A new study finds that up to 23% of math problems marked unsolvable by standard AI benchmarks are solved when researchers tweak how the model thinks internally.

Standard AI math benchmarks may be mislabeling problems as too hard when the real issue is how researchers sample model outputs.

A paper published on arXiv tested eight math benchmark configurations — GSM8K and MATH datasets across four open-weight models — and found that 10.3 to 22.9 percent of problems no model solved in six standard attempts were actually solvable at the same compute budget. The trick: instead of resampling randomly, the researchers applied a technique called activation grafting, which makes small, targeted edits to a model's internal representations. Greedy decoding alone solved at most 6 percent of those supposedly impossible problems; adding five perturbations via activation grafting recovered the rest. The effect grew with additional compute budget.

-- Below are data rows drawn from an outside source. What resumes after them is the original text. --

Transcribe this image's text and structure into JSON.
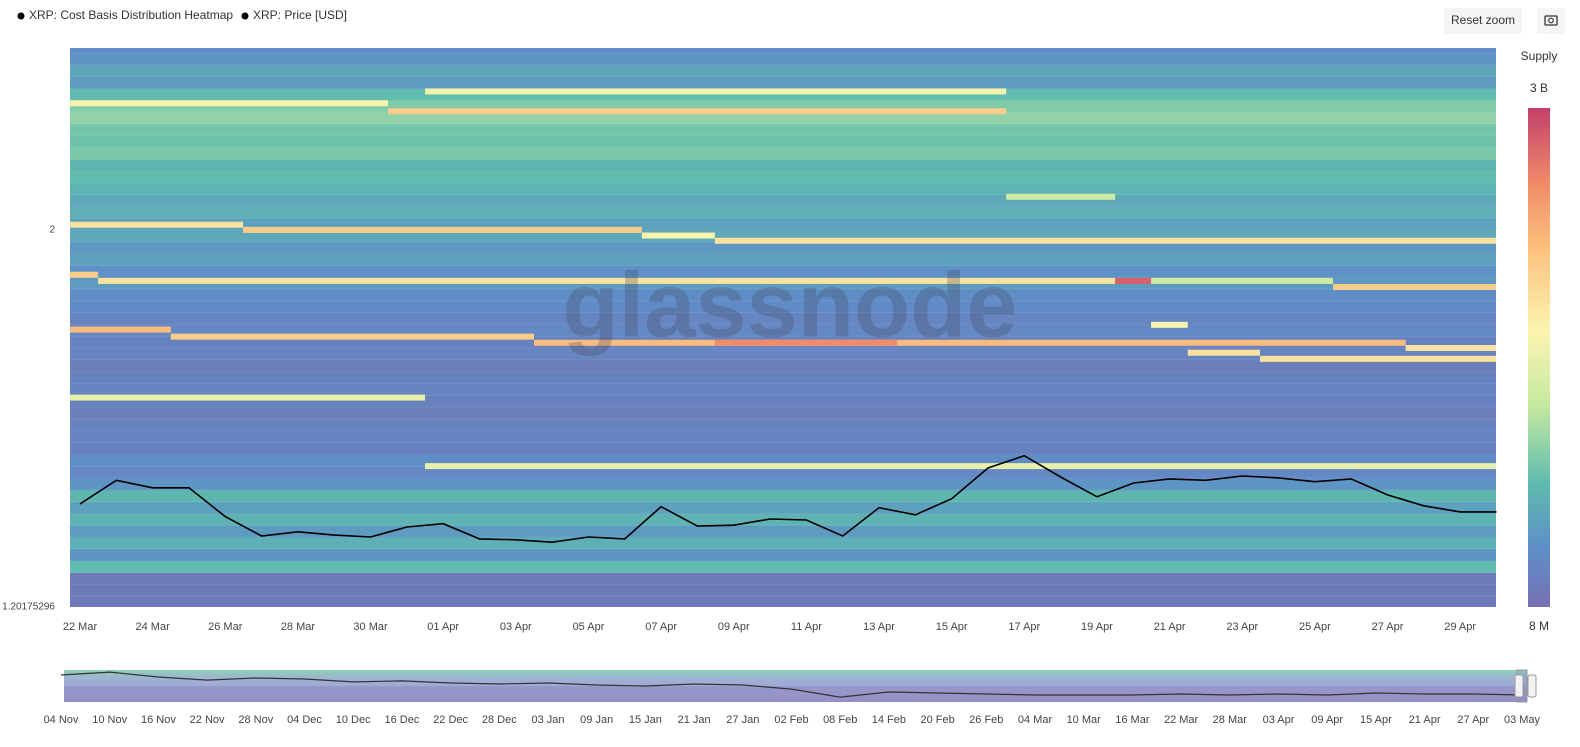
{
  "chart_data": [
    {
      "type": "heatmap",
      "categories": [
        "22 Mar",
        null,
        "24 Mar",
        null,
        "26 Mar",
        null,
        "28 Mar",
        null,
        "30 Mar",
        null,
        "01 Apr",
        null,
        "03 Apr",
        null,
        "05 Apr",
        null,
        "07 Apr",
        null,
        "09 Apr",
        null,
        "11 Apr",
        null,
        "13 Apr",
        null,
        "15 Apr",
        null,
        "17 Apr",
        null,
        "19 Apr",
        null,
        "21 Apr",
        null,
        "23 Apr",
        null,
        "25 Apr",
        null,
        "27 Apr",
        null,
        "29 Apr",
        null
      ],
      "series": [
        {
          "name": "XRP: Price [USD]",
          "color": "#000000",
          "values": [
            1.42,
            1.47,
            1.454,
            1.454,
            1.393,
            1.352,
            1.361,
            1.354,
            1.35,
            1.371,
            1.378,
            1.346,
            1.344,
            1.339,
            1.35,
            1.346,
            1.414,
            1.373,
            1.375,
            1.388,
            1.386,
            1.352,
            1.412,
            1.397,
            1.431,
            1.496,
            1.522,
            1.477,
            1.435,
            1.464,
            1.473,
            1.47,
            1.479,
            1.475,
            1.467,
            1.473,
            1.439,
            1.416,
            1.403,
            1.403
          ]
        }
      ],
      "ylim": [
        1.20175296,
        2.385
      ],
      "yticks": [
        {
          "value": 1.20175296,
          "label": "1.20175296"
        },
        2
      ],
      "heatmap": {
        "name": "XRP: Cost Basis Distribution Heatmap",
        "legend_color": "#000000",
        "bins": [
          1.2,
          1.225,
          1.25,
          1.275,
          1.3,
          1.325,
          1.35,
          1.375,
          1.4,
          1.425,
          1.45,
          1.475,
          1.5,
          1.525,
          1.55,
          1.575,
          1.6,
          1.625,
          1.65,
          1.675,
          1.7,
          1.725,
          1.75,
          1.775,
          1.8,
          1.825,
          1.85,
          1.875,
          1.9,
          1.925,
          1.95,
          1.975,
          2.0,
          2.025,
          2.05,
          2.075,
          2.1,
          2.125,
          2.15,
          2.175,
          2.2,
          2.225,
          2.25,
          2.275,
          2.3,
          2.325,
          2.35,
          2.375,
          2.4
        ],
        "supply": [
          10000000,
          10000000,
          10000000,
          35000000,
          18000000,
          28000000,
          20000000,
          30000000,
          22000000,
          32000000,
          18000000,
          14000000,
          16000000,
          12000000,
          13000000,
          12000000,
          11000000,
          12000000,
          13000000,
          12000000,
          11000000,
          13000000,
          12000000,
          14000000,
          13000000,
          15000000,
          16000000,
          20000000,
          17000000,
          22000000,
          19000000,
          25000000,
          22000000,
          28000000,
          25000000,
          30000000,
          35000000,
          32000000,
          45000000,
          40000000,
          42000000,
          55000000,
          48000000,
          35000000,
          20000000,
          24000000,
          18000000,
          15000000
        ],
        "bands": [
          {
            "price": 2.268,
            "from": -0.5,
            "to": 8.48,
            "supply": 200000000
          },
          {
            "price": 2.251,
            "from": 8.48,
            "to": 25.5,
            "supply": 450000000
          },
          {
            "price": 2.293,
            "from": 9.5,
            "to": 25.5,
            "supply": 180000000
          },
          {
            "price": 2.011,
            "from": -0.5,
            "to": 4.49,
            "supply": 300000000
          },
          {
            "price": 2.0,
            "from": 4.49,
            "to": 15.47,
            "supply": 450000000
          },
          {
            "price": 1.988,
            "from": 15.47,
            "to": 17.48,
            "supply": 200000000
          },
          {
            "price": 1.977,
            "from": 17.48,
            "to": 39.5,
            "supply": 300000000
          },
          {
            "price": 1.905,
            "from": -0.5,
            "to": 0.5,
            "supply": 450000000
          },
          {
            "price": 1.892,
            "from": 0.5,
            "to": 28.5,
            "supply": 300000000
          },
          {
            "price": 1.892,
            "from": 28.5,
            "to": 29.49,
            "supply": 2000000000
          },
          {
            "price": 1.892,
            "from": 29.49,
            "to": 34.5,
            "supply": 100000000
          },
          {
            "price": 1.879,
            "from": 34.5,
            "to": 39.5,
            "supply": 450000000
          },
          {
            "price": 1.789,
            "from": -0.5,
            "to": 2.5,
            "supply": 600000000
          },
          {
            "price": 1.774,
            "from": 2.5,
            "to": 12.5,
            "supply": 450000000
          },
          {
            "price": 1.761,
            "from": 12.5,
            "to": 36.5,
            "supply": 600000000
          },
          {
            "price": 1.761,
            "from": 17.48,
            "to": 22.5,
            "supply": 1200000000
          },
          {
            "price": 1.799,
            "from": 29.49,
            "to": 30.5,
            "supply": 200000000
          },
          {
            "price": 1.74,
            "from": 30.5,
            "to": 32.49,
            "supply": 300000000
          },
          {
            "price": 1.727,
            "from": 32.49,
            "to": 39.5,
            "supply": 300000000
          },
          {
            "price": 1.75,
            "from": 36.5,
            "to": 39.5,
            "supply": 300000000
          },
          {
            "price": 1.645,
            "from": -0.5,
            "to": 9.5,
            "supply": 150000000
          },
          {
            "price": 1.5,
            "from": 9.5,
            "to": 39.5,
            "supply": 150000000
          },
          {
            "price": 2.07,
            "from": 25.5,
            "to": 28.5,
            "supply": 100000000
          }
        ],
        "colormap": [
          {
            "stop": 0,
            "color": "#7670b3"
          },
          {
            "stop": 0.12,
            "color": "#5e8fc8"
          },
          {
            "stop": 0.25,
            "color": "#5fbcae"
          },
          {
            "stop": 0.4,
            "color": "#c4e8a0"
          },
          {
            "stop": 0.55,
            "color": "#faf5b0"
          },
          {
            "stop": 0.72,
            "color": "#fdc07e"
          },
          {
            "stop": 0.85,
            "color": "#f08a68"
          },
          {
            "stop": 1,
            "color": "#c3406b"
          }
        ],
        "colorbar": {
          "title": "Supply",
          "scale": "log",
          "ticks": [
            {
              "value": 3000000000,
              "label": "3 B"
            },
            {
              "value": 8000000,
              "label": "8 M"
            }
          ]
        }
      },
      "watermark": "glassnode"
    },
    {
      "type": "line",
      "categories": [
        "04 Nov",
        "10 Nov",
        "16 Nov",
        "22 Nov",
        "28 Nov",
        "04 Dec",
        "10 Dec",
        "16 Dec",
        "22 Dec",
        "28 Dec",
        "03 Jan",
        "09 Jan",
        "15 Jan",
        "21 Jan",
        "27 Jan",
        "02 Feb",
        "08 Feb",
        "14 Feb",
        "20 Feb",
        "26 Feb",
        "04 Mar",
        "10 Mar",
        "16 Mar",
        "22 Mar",
        "28 Mar",
        "03 Apr",
        "09 Apr",
        "15 Apr",
        "21 Apr",
        "27 Apr",
        "03 May"
      ],
      "values": [
        2.59,
        2.76,
        2.47,
        2.29,
        2.41,
        2.35,
        2.18,
        2.24,
        2.12,
        2.06,
        2.12,
        2.0,
        1.94,
        2.06,
        2.0,
        1.76,
        1.29,
        1.59,
        1.53,
        1.47,
        1.41,
        1.41,
        1.41,
        1.47,
        1.41,
        1.47,
        1.41,
        1.53,
        1.47,
        1.47,
        1.41
      ],
      "color": "#333333",
      "ylim": [
        1.0,
        3.0
      ]
    }
  ],
  "ui": {
    "reset_zoom": "Reset zoom"
  }
}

This matters because the benchmark metric at the center of this — pass@k, the share of sampled solution chains that reach the correct answer — is not just a scoreboard number. It drives how labs curate training data, design reinforcement learning curricula, and train the verifiers used to judge model outputs. If that signal systematically mislabels a chunk of hard problems as unreachable, every downstream system trained on those labels inherits the error.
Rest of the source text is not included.